Now aged 50 and 46, respectively, Ronnie and banjoist/vocalist Rob are continuing that welcoming tradition with The Travelin’ McCourys, an offshoot of the Del McCoury Band that also features that group’s bassist, Alan Bartram, and fiddler, Jason Carter, along with guitarist Cody Kilby (known for playing with Ricky Skaggs). The band, which performs at Volcanic Theatre Pub on Thursday with The T Sisters, formed in 2009 at the encouragement of Del and has spent nearly a decade straddling the line between traditional bluegrass and the jam-oriented, progressive sounds typified by bands such as Greensky Bluegrass or Yonder Mountain String Band.

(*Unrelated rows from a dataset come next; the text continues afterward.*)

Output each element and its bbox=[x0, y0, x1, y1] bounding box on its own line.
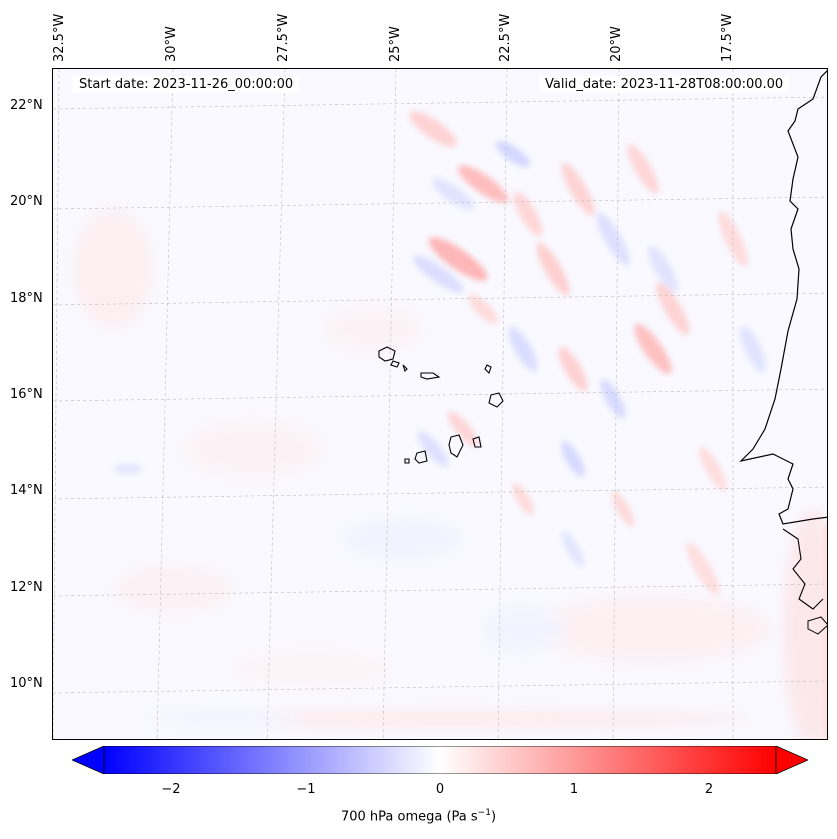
lat-label-14N: 14°N bbox=[10, 483, 43, 498]
lat-label-16N: 16°N bbox=[10, 387, 43, 402]
start-date-label: Start date: 2023-11-26_00:00:00 bbox=[73, 76, 300, 93]
omega-field bbox=[53, 69, 827, 739]
colorbar-tick-m1: −1 bbox=[296, 782, 316, 797]
lon-label-30W: 30°W bbox=[164, 26, 179, 62]
colorbar-title-end: ) bbox=[490, 809, 497, 825]
lat-label-12N: 12°N bbox=[10, 580, 43, 595]
colorbar-gradient bbox=[103, 745, 777, 775]
colorbar-title: 700 hPa omega (Pa s−1) bbox=[0, 808, 837, 824]
lon-label-22.5W: 22.5°W bbox=[498, 13, 513, 62]
map-panel bbox=[52, 68, 828, 740]
lon-label-17.5W: 17.5°W bbox=[720, 13, 735, 62]
colorbar-low-extend bbox=[71, 745, 105, 775]
lat-label-18N: 18°N bbox=[10, 291, 43, 306]
colorbar-tick-2: 2 bbox=[704, 782, 714, 797]
colorbar-tick-m2: −2 bbox=[161, 782, 181, 797]
lat-label-20N: 20°N bbox=[10, 194, 43, 209]
colorbar-tick-1: 1 bbox=[569, 782, 579, 797]
colorbar-tick-0: 0 bbox=[435, 782, 445, 797]
lon-label-20W: 20°W bbox=[609, 26, 624, 62]
lon-label-25W: 25°W bbox=[388, 26, 403, 62]
gridlines bbox=[53, 69, 827, 739]
lat-label-22N: 22°N bbox=[10, 98, 43, 113]
colorbar bbox=[71, 745, 809, 778]
africa-coastline bbox=[739, 70, 827, 525]
lon-label-27.5W: 27.5°W bbox=[276, 13, 291, 62]
lat-label-10N: 10°N bbox=[10, 676, 43, 691]
lon-label-32.5W: 32.5°W bbox=[52, 13, 67, 62]
colorbar-title-sup: −1 bbox=[477, 808, 491, 818]
colorbar-high-extend bbox=[775, 745, 809, 775]
valid-date-label: Valid_date: 2023-11-28T08:00:00.00 bbox=[539, 76, 790, 93]
colorbar-title-text: 700 hPa omega (Pa s bbox=[340, 809, 478, 825]
cape-verde-islands bbox=[378, 346, 504, 464]
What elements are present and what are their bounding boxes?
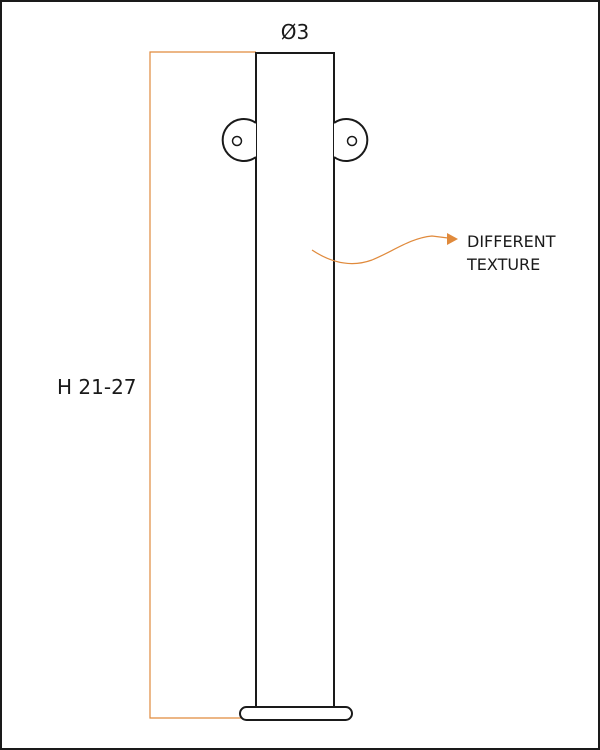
diameter-label: Ø3	[281, 20, 309, 44]
callout-leader	[311, 235, 449, 265]
pole-body	[255, 52, 335, 708]
callout-arrowhead	[447, 233, 458, 245]
height-dimension-line	[149, 51, 256, 719]
callout-text-line2: TEXTURE	[466, 255, 540, 274]
left-knob-hole	[231, 135, 243, 147]
pole-base	[239, 706, 353, 721]
callout-text-line1: DIFFERENT	[467, 232, 556, 251]
right-knob-hole	[346, 135, 358, 147]
height-label: H 21-27	[57, 375, 137, 399]
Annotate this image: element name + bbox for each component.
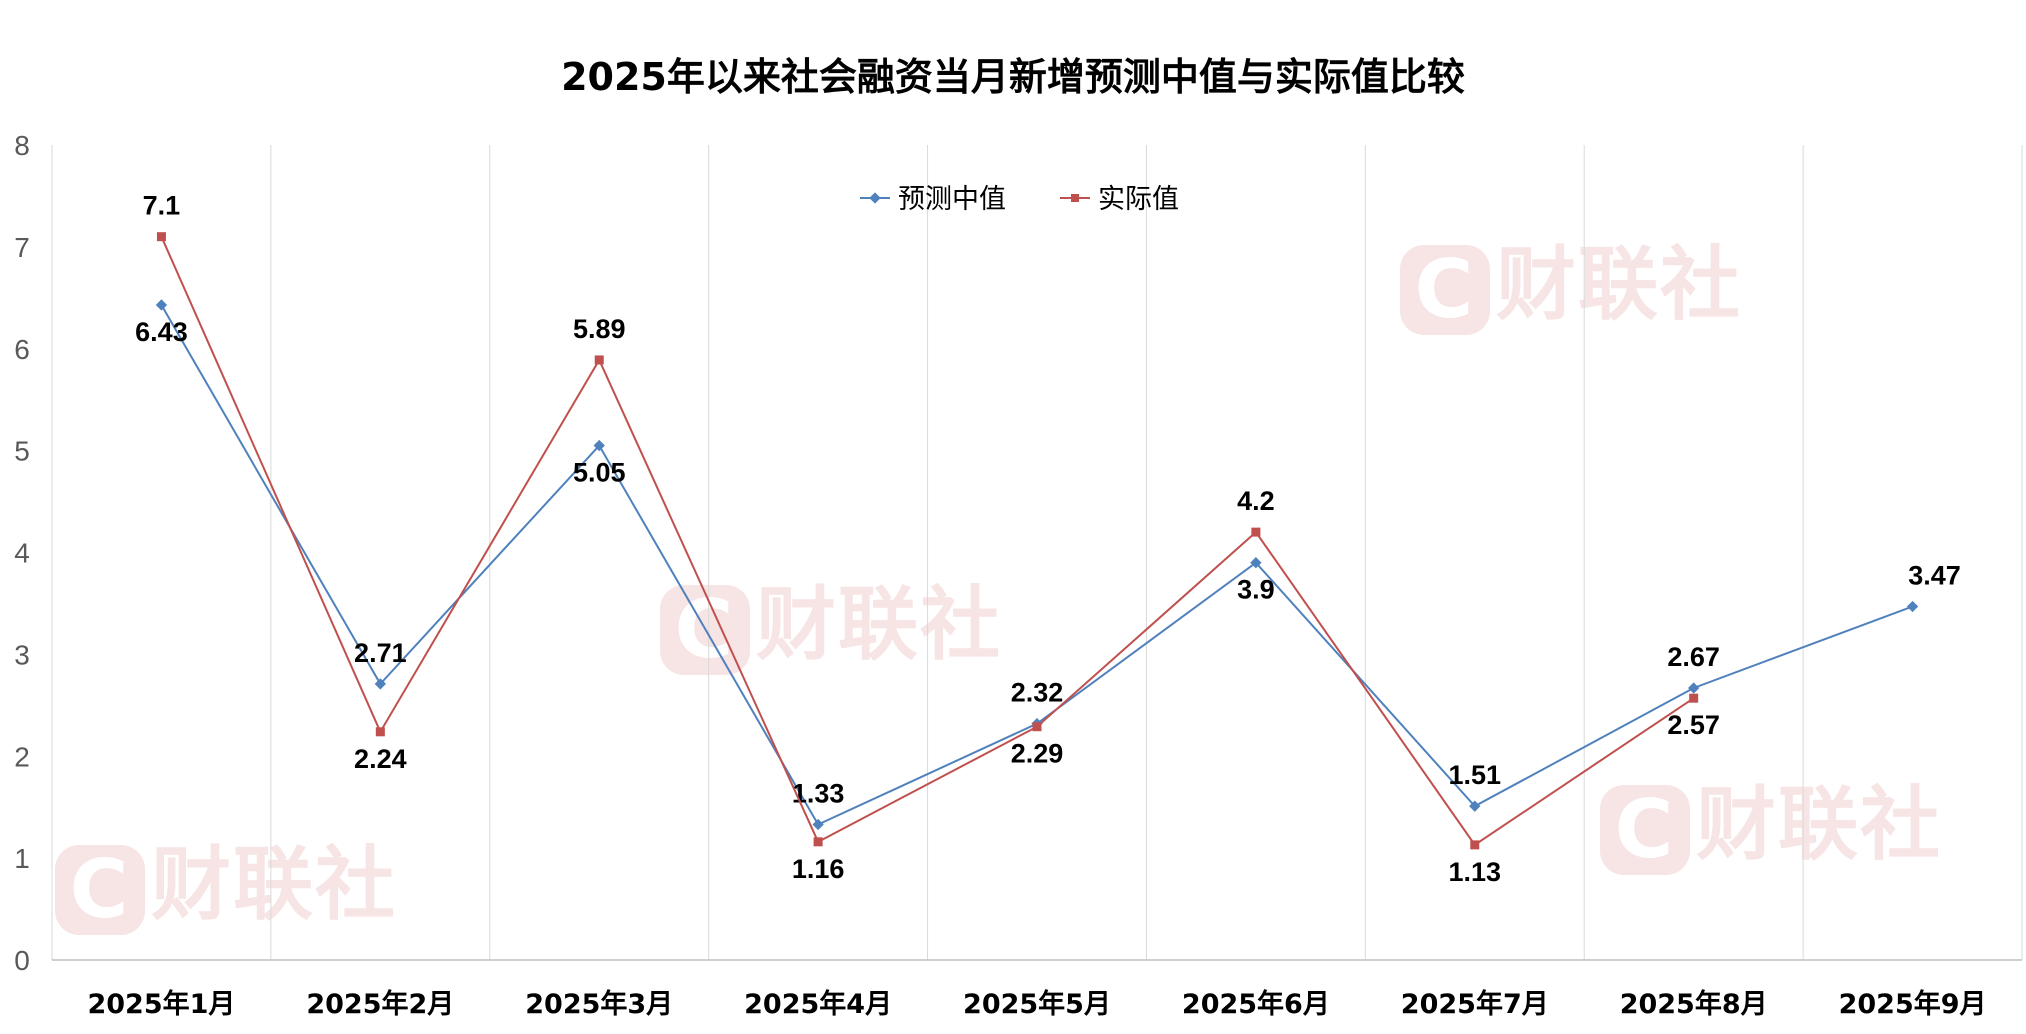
data-label: 3.9	[1237, 575, 1275, 605]
data-point	[1032, 722, 1042, 732]
x-tick-label: 2025年1月	[87, 988, 235, 1020]
y-tick-label: 7	[14, 232, 30, 263]
legend-marker	[869, 192, 881, 204]
data-label: 2.24	[354, 744, 407, 774]
watermark-logo: C 财联社	[1600, 760, 1942, 876]
data-point	[1689, 693, 1699, 703]
data-label: 5.89	[573, 314, 626, 344]
y-tick-label: 2	[14, 741, 30, 772]
y-tick-label: 1	[14, 843, 30, 874]
legend-label: 预测中值	[898, 184, 1006, 215]
data-point	[594, 355, 604, 365]
data-label: 5.05	[573, 458, 626, 488]
x-tick-label: 2025年4月	[744, 988, 892, 1020]
chart-title: 2025年以来社会融资当月新增预测中值与实际值比较	[561, 55, 1465, 99]
data-label: 4.2	[1237, 486, 1275, 516]
data-label: 2.57	[1667, 710, 1720, 740]
y-tick-label: 3	[14, 639, 30, 670]
data-point	[375, 727, 385, 737]
data-point	[1250, 557, 1262, 569]
data-label: 2.67	[1667, 642, 1720, 672]
series-line	[160, 236, 1695, 847]
x-tick-label: 2025年5月	[963, 988, 1111, 1020]
watermark-logo: C 财联社	[660, 560, 1002, 676]
data-point	[155, 299, 168, 311]
y-tick-label: 4	[14, 538, 30, 569]
data-label: 2.32	[1011, 678, 1064, 708]
data-label: 6.43	[135, 317, 188, 347]
data-point	[1251, 527, 1261, 537]
data-point	[813, 837, 823, 847]
watermark-logo: C 财联社	[1400, 220, 1742, 336]
y-tick-label: 0	[14, 945, 30, 976]
x-tick-label: 2025年8月	[1620, 988, 1768, 1020]
legend-label: 实际值	[1098, 184, 1179, 215]
y-tick-label: 5	[14, 436, 30, 467]
data-point	[812, 818, 824, 831]
y-tick-label: 6	[14, 334, 30, 365]
legend-marker	[1071, 194, 1079, 202]
data-label: 2.29	[1011, 739, 1064, 769]
x-tick-label: 2025年6月	[1182, 988, 1330, 1020]
y-tick-label: 8	[14, 130, 30, 161]
data-label: 7.1	[143, 191, 181, 221]
x-tick-label: 2025年3月	[525, 988, 673, 1020]
data-point	[1906, 600, 1919, 613]
data-point	[593, 439, 605, 452]
x-tick-label: 2025年2月	[306, 988, 454, 1020]
data-point	[1469, 800, 1481, 812]
data-point	[1470, 840, 1480, 850]
data-point	[374, 678, 386, 690]
data-point	[156, 232, 166, 242]
data-label: 3.47	[1908, 560, 1961, 590]
watermark-logo: C 财联社	[55, 820, 397, 936]
data-label: 2.71	[354, 638, 407, 668]
data-label: 1.16	[792, 854, 845, 884]
data-label: 1.13	[1448, 857, 1501, 887]
x-tick-label: 2025年9月	[1839, 988, 1987, 1020]
data-label: 1.33	[792, 779, 845, 809]
data-label: 1.51	[1448, 760, 1501, 790]
data-point	[1688, 682, 1700, 694]
x-tick-label: 2025年7月	[1401, 988, 1549, 1020]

That dichotomy is reflected in The Travelin’ McCourys’ festival-heavy touring schedule, as well as its annual Grateful Ball live bluegrass tributes to The Grateful Dead. And it’s sure to come up on the band’s upcoming debut album, which will be released sometime in the spring, Ronnie said. The record was preceded by three singles released in 2016 and 2017, including two Grateful Dead covers and a string-band version of British songwriter Passenger’s 2012 indie-pop hit “Let Her Go,” that may or may not be on the full-length.
“I have a daughter who’s 14, and it was probably a year or two ago, but she was playing this song (‘Let Her Go’) in the house, and she was into it, so I heard it a lot,” Ronnie said. “I thought, you know, that’s just a good song. I’ve always felt and my dad just kind of handed down that a good song is a good song and can be done any way. So I thought, I’m gonna see if we can do it our way. I gotta say, we did a record with Keller Williams (2012’s ‘Pick’). He’s really well known to cover people and do it his own way, and I give him some credit for that.”
The singles were originally meant to be the start of a monthly series. “That’s a plan that gets handed to me from the higher-ups in our organization, and then it fizzled out, as they say,” Ronnie said with another laugh.
“We did about 70 shows with The Travelin’ McCourys last year and almost 70 with my dad,” Ronnie said. “My father’s also — he’s very active; we play all the time still. It’s a balancing act, you know. Along with that, my dad is also a Grand Ole Opry member. … We do a lot of gigging; that’s what I’m getting at. So it’s been hard to pin everybody down, but in the last couple of weeks, starting — we actually played with my dad on a run, we called it the Get on the Bus tour. … As soon as we got back from that, we started a record with him that just got finished last week. So we’ve done two records in the last month or so, and finally getting it all together for the folks.”
Thanks to their father, Ronnie and Rob grew up surrounded by bluegrass musicians from the first wave of the genre — Bill Monroe (one of Del’s early gigs was in Monroe’s band in the ’60s), Earl Skruggs, the Osborne Brothers and Jimmy Martin, among many others. Just as Del took his sons under his musical wing, the McCoury brothers are ushering a third generation into the family business — Ronnie’s eldest son, Evan, has guested with his father onstage.
Ronnie said he understands the bluegrass purists in the band’s audience. However, many of the genre’s heavyweights, his father included, have been at the forefront of pushing the style’s boundaries over the years, he pointed out.
“Fortunately, I’ve been around all of them and heard them, and I can appreciate what a lot of people say about that — there is a beauty to a three-minute song,” Ronnie said. “But it’s also pretty interesting to see how the people that have taken this music to different places — it kind of started with John Hartford as a father of newgrass, and then the New Grass Revival as the band that changed a lot of it, up to now: Greensky or the Dusters or whoever. These guys are using the instruments and taking it to a different place. I’m kind of glad to have my foot in both, you know.”